The first of the new electronic voting machines ordered by Nevada are on their way to county election officials.

Alfie Charles, who handles governmental relations for Sequoia Voting Systems, said the machines will begin arriving within the next two weeks, giving county clerks time to start training poll workers and others on how to program and use them. He said every county will get some of the machines.

The machines are touch-screen electronic voting machines that allow voters to make choices at election time in much the same way as people use an ATM.

Chief Deputy Secretary of State Renee Parker said the contract states Sequoia will begin delivering the touch-screen machines to Nevada even if the federal elections commission hasn’t released the money needed to pay for them.

Nevada expects to get $5.7 million in the near future and another $9 million this summer to pay for the machines. Under the terms of the contract, Nevada doesn’t owe Sequoia for the machines until 30 days after the federal government releases the money to the state.

Clark County is already using the Sequoia system. The machines are primarily for the other 16 Nevada counties, with some added to handle Clark County’s growth.

Charles said he has met with county election officials to make sure they are ready to accept delivery of the machines. One of the issues is security.

“They won’t be leaving the machines in an unlocked room,” he said. “Not only are they important to keep secure, but they aren’t cheap and they need to be protected.”

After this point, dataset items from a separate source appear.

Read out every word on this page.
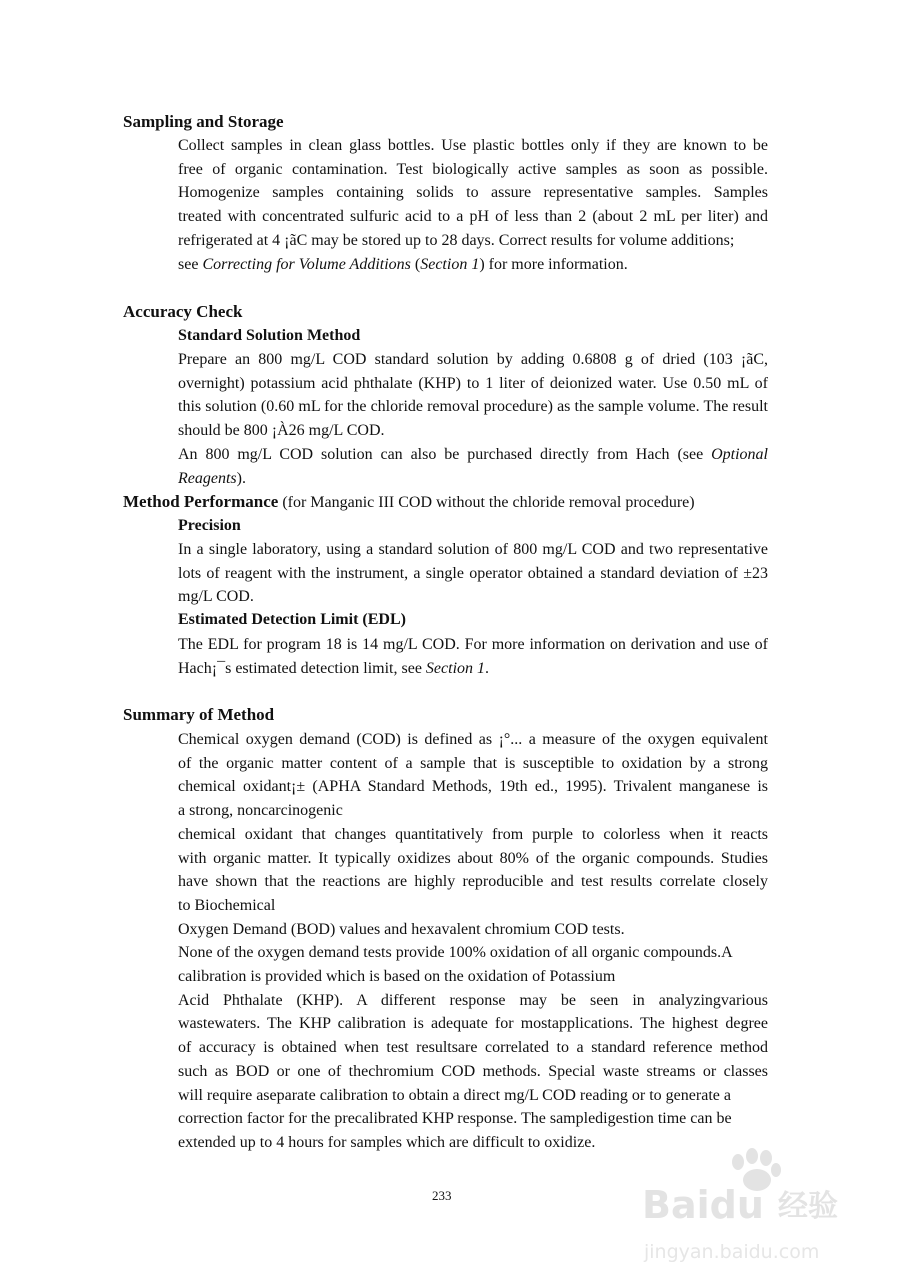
Sampling and Storage
Collect samples in clean glass bottles. Use plastic bottles only if they are known to be
free of organic contamination. Test biologically active samples as soon as possible.
Homogenize samples containing solids to assure representative samples. Samples
treated with concentrated sulfuric acid to a pH of less than 2 (about 2 mL per liter) and
refrigerated at 4 ¡ãC may be stored up to 28 days. Correct results for volume additions;
see Correcting for Volume Additions (Section 1) for more information.
Accuracy Check
Standard Solution Method

Prepare an 800 mg/L COD standard solution by adding 0.6808 g of dried (103 ¡ãC, overnight) potassium acid phthalate (KHP) to 1 liter of deionized water. Use 0.50 mL of this solution (0.60 mL for the chloride removal procedure) as the sample volume. The result should be 800 ¡À26 mg/L COD.

An 800 mg/L COD solution can also be purchased directly from Hach (see Optional Reagents).

Method Performance (for Manganic III COD without the chloride removal procedure)
Precision

In a single laboratory, using a standard solution of 800 mg/L COD and two representative lots of reagent with the instrument, a single operator obtained a standard deviation of ±23 mg/L COD.

Estimated Detection Limit (EDL)

The EDL for program 18 is 14 mg/L COD. For more information on derivation and use of Hach¡¯s estimated detection limit, see Section 1.

Summary of Method
Chemical oxygen demand (COD) is defined as ¡°... a measure of the oxygen equivalent
of the organic matter content of a sample that is susceptible to oxidation by a strong
chemical oxidant¡± (APHA Standard Methods, 19th ed., 1995). Trivalent manganese is
a strong, noncarcinogenic
chemical oxidant that changes quantitatively from purple to colorless when it reacts
with organic matter. It typically oxidizes about 80% of the organic compounds. Studies
have shown that the reactions are highly reproducible and test results correlate closely
to Biochemical
Oxygen Demand (BOD) values and hexavalent chromium COD tests.
None of the oxygen demand tests provide 100% oxidation of all organic compounds.A
calibration is provided which is based on the oxidation of Potassium
Acid Phthalate (KHP). A different response may be seen in analyzingvarious
wastewaters. The KHP calibration is adequate for mostapplications. The highest degree
of accuracy is obtained when test resultsare correlated to a standard reference method
such as BOD or one of thechromium COD methods. Special waste streams or classes
will require aseparate calibration to obtain a direct mg/L COD reading or to generate a
correction factor for the precalibrated KHP response. The sampledigestion time can be
extended up to 4 hours for samples which are difficult to oxidize.
233	Baidu 经验
jingyan.baidu.com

In addition, he said the machines have internal batteries which need to be recharged periodically.

Carson City Clerk Recorder Alan Glover said he is waiting for electricians to install the power outlets needed to recharge the machines, but that a secure storage room in his office is ready otherwise.

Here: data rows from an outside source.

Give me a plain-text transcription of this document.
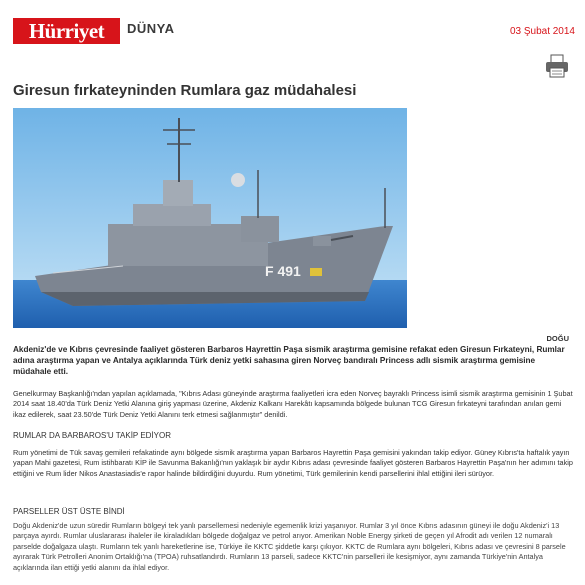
Hürriyet	DÜNYA	03 Şubat 2014
Giresun fırkateyninden Rumlara gaz müdahalesi
F 491
DOĞU

Akdeniz'de ve Kıbrıs çevresinde faaliyet gösteren Barbaros Hayrettin Paşa sismik araştırma gemisine refakat eden Giresun Fırkateyni, Rumlar adına araştırma yapan ve Antalya açıklarında Türk deniz yetki sahasına giren Norveç bandıralı Princess adlı sismik araştırma gemisine müdahale etti.

Genelkurmay Başkanlığı'ndan yapılan açıklamada, "Kıbrıs Adası güneyinde araştırma faaliyetleri icra eden Norveç bayraklı Princess isimli sismik araştırma gemisinin 1 Şubat 2014 saat 18.40'da Türk Deniz Yetki Alanına giriş yapması üzerine, Akdeniz Kalkanı Harekâtı kapsamında bölgede bulunan TCG Giresun fırkateyni tarafından anılan gemi ikaz edilerek, saat 23.50'de Türk Deniz Yetki Alanını terk etmesi sağlanmıştır" denildi.

RUMLAR DA BARBAROS'U TAKİP EDİYOR

Rum yönetimi de Tük savaş gemileri refakatinde aynı bölgede sismik araştırma yapan Barbaros Hayrettin Paşa gemisini yakından takip ediyor. Güney Kıbrıs'ta haftalık yayın yapan Mahi gazetesi, Rum istihbaratı KİP ile Savunma Bakanlığı'nın yaklaşık bir aydır Kıbrıs adası çevresinde faaliyet gösteren Barbaros Hayrettin Paşa'nın her adımını takip ettiğini ve Rum lider Nikos Anastasiadis'e rapor halinde bildirdiğini duyurdu. Rum yönetimi, Türk gemilerinin kendi parsellerini ihlal ettiğini ileri sürüyor.

PARSELLER ÜST ÜSTE BİNDİ

Doğu Akdeniz'de uzun süredir Rumların bölgeyi tek yanlı parsellemesi nedeniyle egemenlik krizi yaşanıyor. Rumlar 3 yıl önce Kıbrıs adasının güneyi ile doğu Akdeniz'i 13 parçaya ayırdı. Rumlar uluslararası ihaleler ile kiraladıkları bölgede doğalgaz ve petrol arıyor. Amerikan Noble Energy şirketi de geçen yıl Afrodit adı verilen 12 numaralı parselde doğalgaza ulaştı. Rumların tek yanlı hareketlerine ise, Türkiye ile KKTC şiddetle karşı çıkıyor. KKTC de Rumlara aynı bölgeleri, Kıbrıs adası ve çevresini 8 parsele ayırarak Türk Petrolleri Anonim Ortaklığı'na (TPOA) ruhsatlandırdı. Rumların 13 parseli, sadece KKTC'nin parselleri ile kesişmiyor, aynı zamanda Türkiye'nin Antalya açıklarında ilan ettiği yetki alanını da ihlal ediyor.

“It’s my understanding, they’re just waiting for us to say when we’re ready to take them,” he said.

Secretary of State Dean Heller has ordered all Nevada counties to use the electronic voting machines this election year. He ordered the old punch-card machines decertified so none of the counties using them – including Carson City and Douglas County – can do so again.

Charles said the first machines delivered won’t have the other feature Heller has mandated – a printer unit designed to let voters verify on paper that the machine accurately recorded their choices. But Parker said the counties need the machines with or without the printers as soon as possible to begin training staff on their use.

Charles said the printer units are beginning certification testing and will be shipped to Nevada counties as soon as they are certified and built. He said they are very simple to plug into the voting machines.

He said he wasn’t certain how many of the 1,935 machines Nevada is buying will be shipped in the next two weeks.

“But there will be enough to get out in the community and start doing demonstrations.”

Charles said because Nevada is going completely with the electronic voting machines, “there’s going to be a lot of national interest in Nevada in September.”

“Many states are looking at the possibility so they’ll be watching to see how it works.”